Zur »Befriedungspolitik« der altorientalischen Herrscher gehörte es seit dem 2. Jahrtausend v.Chr., die Oberschichten (Priester, Kaufleute, Handwerker) eroberter Provinzen untereinander auszutauschen. In der Bibel wird von zwei Wegführungen berichtet:

1. Die assyrische Gefangenschaft: Im 8. Jahrhundert v.Chr. eroberte der assyrische König Sargon II. Samaria und deportierte die Oberschicht des Nordreiches Israel nach Mesopotamien (2Kön 17,6). Im Gegenzug ließ er Leute aus Babylon und Elam ansiedeln (Samaritaner).

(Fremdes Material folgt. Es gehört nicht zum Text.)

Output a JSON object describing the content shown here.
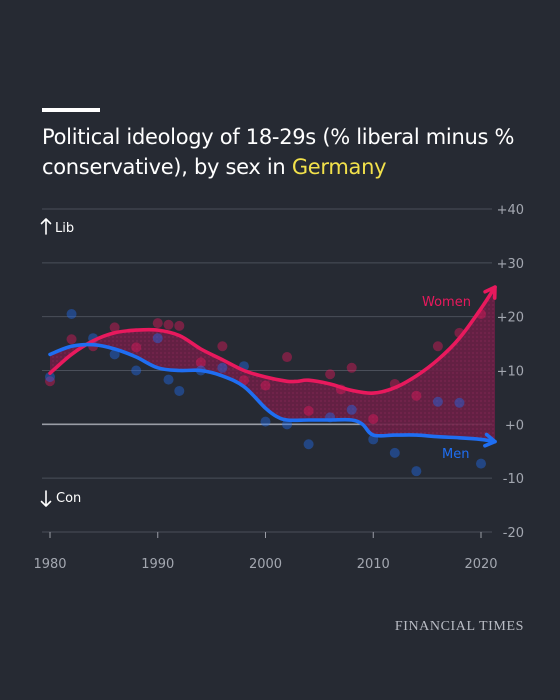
{
  "title": {
    "text_before": "Political ideology of 18-29s (% liberal minus % conservative), by sex in ",
    "highlight": "Germany",
    "highlight_color": "#f2e14b"
  },
  "brand": "FINANCIAL TIMES",
  "colors": {
    "background": "#262a33",
    "women": "#e8195d",
    "men": "#1f6ef2",
    "grid": "#4a4f5a",
    "zero_line": "#9a9da6"
  },
  "chart_data": {
    "type": "line",
    "xlim": [
      1980,
      2021
    ],
    "ylim": [
      -20,
      40
    ],
    "x_ticks": [
      1980,
      1990,
      2000,
      2010,
      2020
    ],
    "y_ticks": [
      40,
      30,
      20,
      10,
      0,
      -10,
      -20
    ],
    "y_tick_labels": [
      "+40",
      "+30",
      "+20",
      "+10",
      "+0",
      "-10",
      "-20"
    ],
    "direction_labels": {
      "up": "Lib",
      "down": "Con"
    },
    "series": [
      {
        "name": "Women",
        "color": "#e8195d",
        "trend": [
          [
            1980,
            9.5
          ],
          [
            1982,
            13
          ],
          [
            1984,
            15.5
          ],
          [
            1986,
            17
          ],
          [
            1988,
            17.5
          ],
          [
            1990,
            17.5
          ],
          [
            1992,
            16.5
          ],
          [
            1994,
            14
          ],
          [
            1996,
            12
          ],
          [
            1998,
            10
          ],
          [
            2000,
            8.8
          ],
          [
            2002,
            8
          ],
          [
            2003,
            8
          ],
          [
            2004,
            8.2
          ],
          [
            2006,
            7.5
          ],
          [
            2008,
            6.3
          ],
          [
            2010,
            5.8
          ],
          [
            2012,
            6.8
          ],
          [
            2014,
            9
          ],
          [
            2016,
            12
          ],
          [
            2018,
            16
          ],
          [
            2020,
            21.5
          ],
          [
            2021.3,
            25.5
          ]
        ],
        "points": [
          [
            1980,
            8
          ],
          [
            1982,
            15.8
          ],
          [
            1984,
            14.5
          ],
          [
            1986,
            18
          ],
          [
            1988,
            14.3
          ],
          [
            1990,
            18.8
          ],
          [
            1991,
            18.5
          ],
          [
            1992,
            18.3
          ],
          [
            1994,
            11.5
          ],
          [
            1996,
            14.5
          ],
          [
            1998,
            8.2
          ],
          [
            2000,
            7.2
          ],
          [
            2002,
            12.5
          ],
          [
            2004,
            2.5
          ],
          [
            2006,
            9.3
          ],
          [
            2007,
            6.5
          ],
          [
            2008,
            10.5
          ],
          [
            2010,
            1
          ],
          [
            2012,
            7.5
          ],
          [
            2014,
            5.3
          ],
          [
            2016,
            14.5
          ],
          [
            2018,
            17
          ],
          [
            2020,
            20.5
          ]
        ]
      },
      {
        "name": "Men",
        "color": "#1f6ef2",
        "trend": [
          [
            1980,
            13
          ],
          [
            1982,
            14.5
          ],
          [
            1984,
            14.8
          ],
          [
            1986,
            14
          ],
          [
            1988,
            12.5
          ],
          [
            1990,
            10.5
          ],
          [
            1992,
            10
          ],
          [
            1994,
            10
          ],
          [
            1996,
            9
          ],
          [
            1998,
            7
          ],
          [
            2000,
            3
          ],
          [
            2001,
            1.5
          ],
          [
            2002,
            0.8
          ],
          [
            2004,
            0.8
          ],
          [
            2006,
            0.8
          ],
          [
            2008,
            0.8
          ],
          [
            2009,
            0
          ],
          [
            2010,
            -2
          ],
          [
            2012,
            -2
          ],
          [
            2014,
            -2
          ],
          [
            2016,
            -2.3
          ],
          [
            2018,
            -2.5
          ],
          [
            2020,
            -2.8
          ],
          [
            2021.3,
            -3.2
          ]
        ],
        "points": [
          [
            1980,
            8.8
          ],
          [
            1982,
            20.5
          ],
          [
            1984,
            16
          ],
          [
            1986,
            13
          ],
          [
            1988,
            10
          ],
          [
            1990,
            16
          ],
          [
            1991,
            8.3
          ],
          [
            1992,
            6.2
          ],
          [
            1994,
            10
          ],
          [
            1996,
            10.5
          ],
          [
            1998,
            10.8
          ],
          [
            2000,
            0.5
          ],
          [
            2002,
            0
          ],
          [
            2004,
            -3.7
          ],
          [
            2006,
            1.3
          ],
          [
            2008,
            2.7
          ],
          [
            2010,
            -2.8
          ],
          [
            2012,
            -5.3
          ],
          [
            2014,
            -8.7
          ],
          [
            2016,
            4.2
          ],
          [
            2018,
            4
          ],
          [
            2020,
            -7.3
          ]
        ]
      }
    ]
  }
}
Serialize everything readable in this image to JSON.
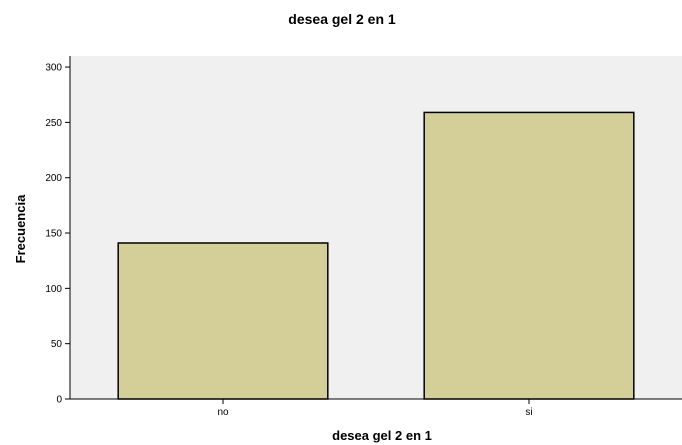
{
  "chart_data": {
    "type": "bar",
    "title": "desea gel 2 en 1",
    "xlabel": "desea gel 2 en 1",
    "ylabel": "Frecuencia",
    "categories": [
      "no",
      "si"
    ],
    "values": [
      141,
      259
    ],
    "ylim": [
      0,
      310
    ],
    "yticks": [
      0,
      50,
      100,
      150,
      200,
      250,
      300
    ],
    "grid": false,
    "legend": "none",
    "colors": {
      "bar_fill": "#d4cf98",
      "bar_stroke": "#000000",
      "plot_background": "#f0f0f0",
      "page_background": "#ffffff"
    }
  }
}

2. Die babylonische Gefangenschaft: Im 6. Jahrhundert v.Chr. eroberte der neubabylonische König Nebukadnezar II. Juda und deportierte 597 und 587 v.Chr. die Oberschicht nach Babylonien (2Kön 25), ohne eine neue Oberschicht in Juda anzusiedeln. Die Verbannten konnten in geschlossenen Siedlungen zusammenwohnen, sodass der nationale Zusammenhalt bewahrt blieb und sich die Hoffnung auf Rückkehr erhalten konnte.